In March 2014, prior to the release of the RCMP report, the Special Committee on Violence Against Indigenous Women presented their own report, Invisible Women: A Call to Action, during the 41st Parliament, Second Session. The report uncovered a number of significant yet varied factors contributing to the epidemic of disappearances and murders of indigenous women and girls, with one of the most defining being the deprivation, poor living conditions and discrimination experienced by many indigenous people on a routine basis. The report also revealed that 70 per cent of disappearances and 60 per cent of murders, according to available police statistics, occurred in urban areas.
While the prevalence of disappearances and murders of indigenous women and girls over the past 30 years was a focal point of public dialogue and local-level action in 2014, for most of the years prior there had been widespread public indifference. Indigenous peoples and women's rights groups, including the NAWC, have advocated for years with little success for improved prevention initiatives. However, public apathy has begun to shift and over the last few years a number of individuals, women's groups and indigenous rights organizations have worked tirelessly to reduce violence against indigenous women and girls.
It was their efforts that helped ensure the murder of 15-year-old Tina Fontaine in August, as well as the sexual assault and attempted murder of 16-year-old Rinelle Harper in November, both in Winnipeg, did not go unnoticed. Multi-ethnic vigils were held and groups urged local officials to take action. As a result, the Police Service's Community Relations Unit met with leaders of five of the seven First Nations that fall under Treaty 1 to discuss the role indigenous men play in violence against women, while also identifying indigenous leaders who will stand up against gangs.

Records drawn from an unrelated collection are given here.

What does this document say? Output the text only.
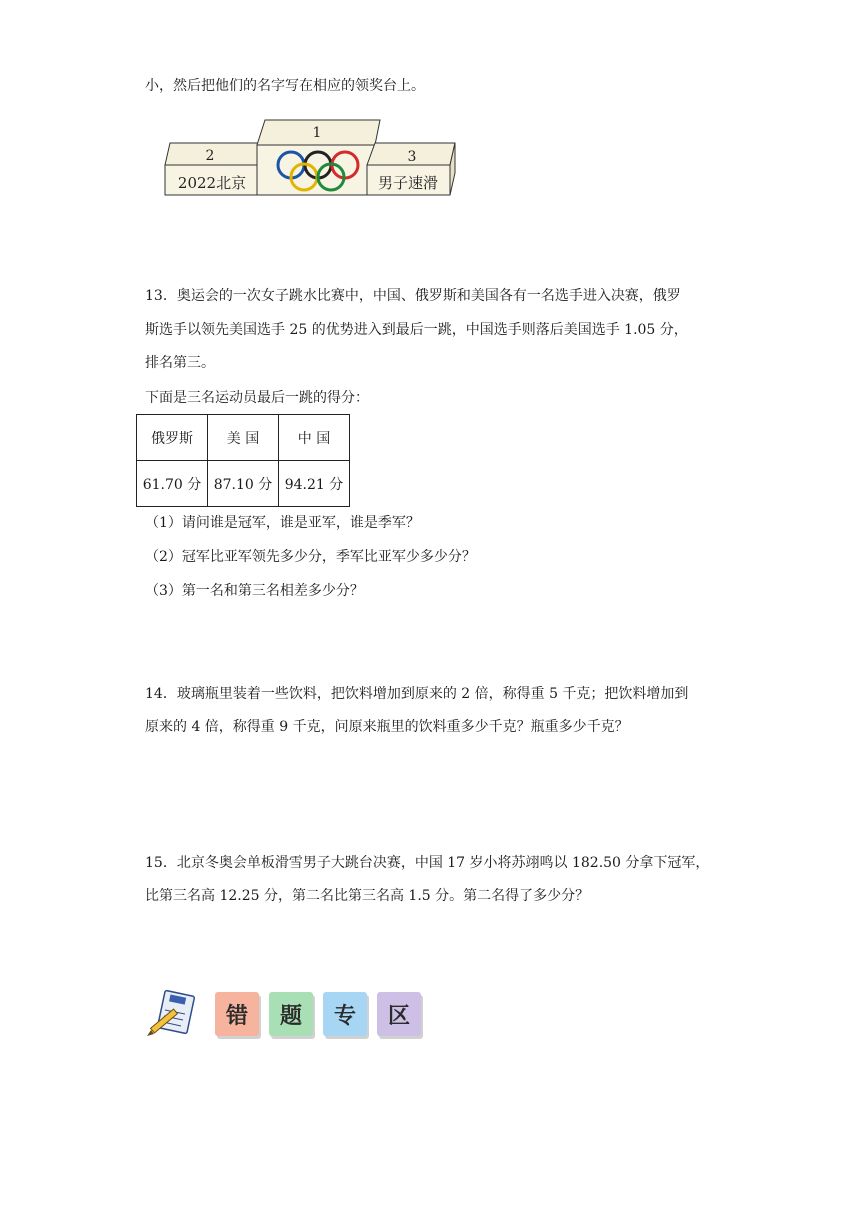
小，然后把他们的名字写在相应的领奖台上。
1
2	3
2022北京	男子速滑
13．奥运会的一次女子跳水比赛中，中国、俄罗斯和美国各有一名选手进入决赛，俄罗
斯选手以领先美国选手 25 的优势进入到最后一跳，中国选手则落后美国选手 1.05 分，
排名第三。
下面是三名运动员最后一跳的得分：
俄罗斯	美 国	中 国
61.70 分	87.10 分	94.21 分
（1）请问谁是冠军，谁是亚军，谁是季军？
（2）冠军比亚军领先多少分，季军比亚军少多少分？
（3）第一名和第三名相差多少分？
14．玻璃瓶里装着一些饮料，把饮料增加到原来的 2 倍，称得重 5 千克；把饮料增加到
原来的 4 倍，称得重 9 千克，问原来瓶里的饮料重多少千克？瓶重多少千克？
15．北京冬奥会单板滑雪男子大跳台决赛，中国 17 岁小将苏翊鸣以 182.50 分拿下冠军，
比第三名高 12.25 分，第二名比第三名高 1.5 分。第二名得了多少分？
错	题	专	区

On a broader level, Leah Gazan, the president of the Social Planning Council of Winnipeg, started the 'We Care' movement to raise awareness of violence against indigenous women among all Winnipeggers. Nevertheless, although local-level initiatives assisted in initiating dialogues and plans of action to address the root causes of the violence in Winnipeg and throughout Canada, the national-level response from the Harper government was dismissive of the social factors at play. Instead, the prime minister negated the findings of several federal, provincial and community studies by stating that this issue was not a 'sociological phenomenon' and needed to be addressed through crime-prevention tactics. In early 2015, however, the UN Committee on the Elimination of Discrimination against Women released a report, supported by a statement from the Office of the High Commissioner for Human Rights (OHCHR), that found Canada's lack of action constituted a 'grave rights violation' against indigenous women and girls.